La situación no mejora en el Producto Interno Bruto (PIB). La caída registrada en el precio del barril de petróleo, así como el desplome de las exportaciones tradicionales (crudo) y no tradicionales, ha ocasionado que Venezuela termine el año con una contracción del 10% del PIB. Un dato preocupante cuando se conoce que, en los últimos años, la productividad ha caído en picada. Según las estimaciones del FMI, la situación está lejos de mejorar. Por el contrario, prevén que en 2016 se agudice la recesión en un 6% más. Lo que implicaría que se alcanza un nivel similar a la de países en actual estado de guerra.

La trágica situación económica podría, incluso, ir a peor. Los representantes del Gobierno de Venezuela han asegurado que, tras el inicio del nuevo año, se lanzará un nuevo billete de 500 bolívares, lo que, evidentemente, conlleva a una nueva devaluación de la moneda y, por consiguiente, a un aumento representativo en los índices de inflación y reducción del poder adquisitivo de los venezolanos. Una desacertada medida que requerirían para hacer frente a la creciente diferencia que predomina con el dólar y que se ha venido acentuando de forma crítica desde la implementación del control cambiario.
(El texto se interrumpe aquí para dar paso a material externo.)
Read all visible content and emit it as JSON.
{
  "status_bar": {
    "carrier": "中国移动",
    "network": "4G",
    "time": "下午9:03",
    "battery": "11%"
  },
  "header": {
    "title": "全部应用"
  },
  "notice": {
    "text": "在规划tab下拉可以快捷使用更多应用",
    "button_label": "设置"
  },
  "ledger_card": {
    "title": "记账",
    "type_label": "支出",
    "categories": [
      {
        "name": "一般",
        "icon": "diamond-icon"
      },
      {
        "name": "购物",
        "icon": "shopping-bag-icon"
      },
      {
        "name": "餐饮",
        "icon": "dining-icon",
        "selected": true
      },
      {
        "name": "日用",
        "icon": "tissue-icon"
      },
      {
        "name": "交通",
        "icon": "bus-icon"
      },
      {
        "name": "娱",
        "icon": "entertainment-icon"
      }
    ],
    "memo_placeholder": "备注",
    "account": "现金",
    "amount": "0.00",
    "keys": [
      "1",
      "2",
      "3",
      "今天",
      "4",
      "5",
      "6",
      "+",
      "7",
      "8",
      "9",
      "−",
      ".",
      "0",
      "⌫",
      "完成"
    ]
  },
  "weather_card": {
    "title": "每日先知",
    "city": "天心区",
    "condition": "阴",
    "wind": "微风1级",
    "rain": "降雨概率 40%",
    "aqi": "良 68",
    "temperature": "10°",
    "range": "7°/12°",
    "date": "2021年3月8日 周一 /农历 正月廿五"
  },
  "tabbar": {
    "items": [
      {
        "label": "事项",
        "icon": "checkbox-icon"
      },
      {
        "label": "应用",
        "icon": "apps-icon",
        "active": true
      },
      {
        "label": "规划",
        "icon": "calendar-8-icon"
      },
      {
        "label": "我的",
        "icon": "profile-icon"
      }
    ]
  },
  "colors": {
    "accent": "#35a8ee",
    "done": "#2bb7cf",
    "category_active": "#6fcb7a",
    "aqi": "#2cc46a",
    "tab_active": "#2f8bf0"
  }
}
La economía venezolana se desploma a una velocidad absurda, mientras las instituciones públicas no plantean ninguna medida lógica para reconducir las finanzas o restablecer el correcto funcionamiento del sistema productivo. De ahí que todo parece indicar que, en 2016, se revivirá la experiencia del presente ejercicio, donde las pésimas perspectivas de inicio de año fueron alcanzadas en solo seis meses. La economía se hunde, pero el régimen de Nicolás Maduro solo tiene en cabeza dos grandes preocupaciones: cómo mantener el poder y cómo evitar ser condenado por sus vinculaciones con el narcotráfico.